A 5% increase from the 45% efficiency of natural gas is a change of 11.11%, and in the case of coal the increase is 15%, which is 43% better!
Another greenwashing. H2 takes 4x the energy to make a kwh this way than just using the energy used to make, store the H2.

Their engines have always used many fuels with just an intake change including gasified biomass/syngas, which is H2 and CO.
The only logic I can see considering the comments from others is using it as a reserved for when green’ methods of producing electricity are not producing sufficient power which is why I presume they boast the speed at which this can be turned on. The only logic in using pre ious Hydrogen or bio fuel for that matter.
Fix the title guys "clean energy" is not natural gas, and not hydrogen either (95%+ of which comes from natural gas itself). Combustion engines burn fossil fuels, and by the time you've moved it from the engine to a house, it's already lost all the efficiency accolades is started with anyhow. A regular car engine at the end of busy neighborhoods would be more efficient.
It's competitor is the Combined Cycle gas turbine - I believe that attains a similar efficiency only after a couple of hours running to get its heat exchangers working fully.
However this engine would seem a step up in terms of complexity.
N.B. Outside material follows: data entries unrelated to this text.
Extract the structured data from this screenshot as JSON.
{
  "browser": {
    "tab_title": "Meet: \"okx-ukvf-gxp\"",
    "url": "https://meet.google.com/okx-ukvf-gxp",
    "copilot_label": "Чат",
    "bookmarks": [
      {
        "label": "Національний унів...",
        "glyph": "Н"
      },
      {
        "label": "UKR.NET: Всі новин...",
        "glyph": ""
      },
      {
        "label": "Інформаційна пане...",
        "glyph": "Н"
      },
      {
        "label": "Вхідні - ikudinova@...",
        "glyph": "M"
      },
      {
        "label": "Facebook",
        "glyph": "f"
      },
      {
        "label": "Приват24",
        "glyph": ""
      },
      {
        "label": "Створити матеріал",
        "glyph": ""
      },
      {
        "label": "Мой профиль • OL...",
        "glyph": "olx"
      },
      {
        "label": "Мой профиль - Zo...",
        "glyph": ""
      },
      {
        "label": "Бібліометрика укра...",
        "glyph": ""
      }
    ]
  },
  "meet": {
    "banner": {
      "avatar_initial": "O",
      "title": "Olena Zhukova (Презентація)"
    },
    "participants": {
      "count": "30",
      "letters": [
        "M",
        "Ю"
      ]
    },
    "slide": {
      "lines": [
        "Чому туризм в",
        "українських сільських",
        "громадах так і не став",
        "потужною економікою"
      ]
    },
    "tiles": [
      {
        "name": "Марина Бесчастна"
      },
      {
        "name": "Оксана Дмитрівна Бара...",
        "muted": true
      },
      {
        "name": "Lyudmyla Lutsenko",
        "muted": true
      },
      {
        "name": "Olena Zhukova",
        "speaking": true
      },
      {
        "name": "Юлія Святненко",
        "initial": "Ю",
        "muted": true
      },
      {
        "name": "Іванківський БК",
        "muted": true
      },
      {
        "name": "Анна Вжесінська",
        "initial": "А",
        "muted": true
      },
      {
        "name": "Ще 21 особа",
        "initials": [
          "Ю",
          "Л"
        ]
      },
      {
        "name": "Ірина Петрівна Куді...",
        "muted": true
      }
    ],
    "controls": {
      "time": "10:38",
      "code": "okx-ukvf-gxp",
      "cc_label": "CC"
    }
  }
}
My money is on battery storage beating hydrogen to the lead in grid level energy storage.
Tony Field
A beautiful engine, but a colossal waste of hydrogen. Hydrogen is a nightmare to store and transport, even if you have a lot of it, and is more efficiently used in a fuel cell. No doubt this engine will be popular with some eager people with more money than sense, or stupid politicians trying to prove their environmental credentials using taxpayer money. If we are forced into a hydrogen economy, watch the energy prices skyrocket.
Robin Gordon
Your "clean" hydrogen is made from processing methane, that process is dirtier than using natural gas. Or h2o electrolysis, which uses as much electricity as it creates. Yall gotta stop calling hydrogen "clean".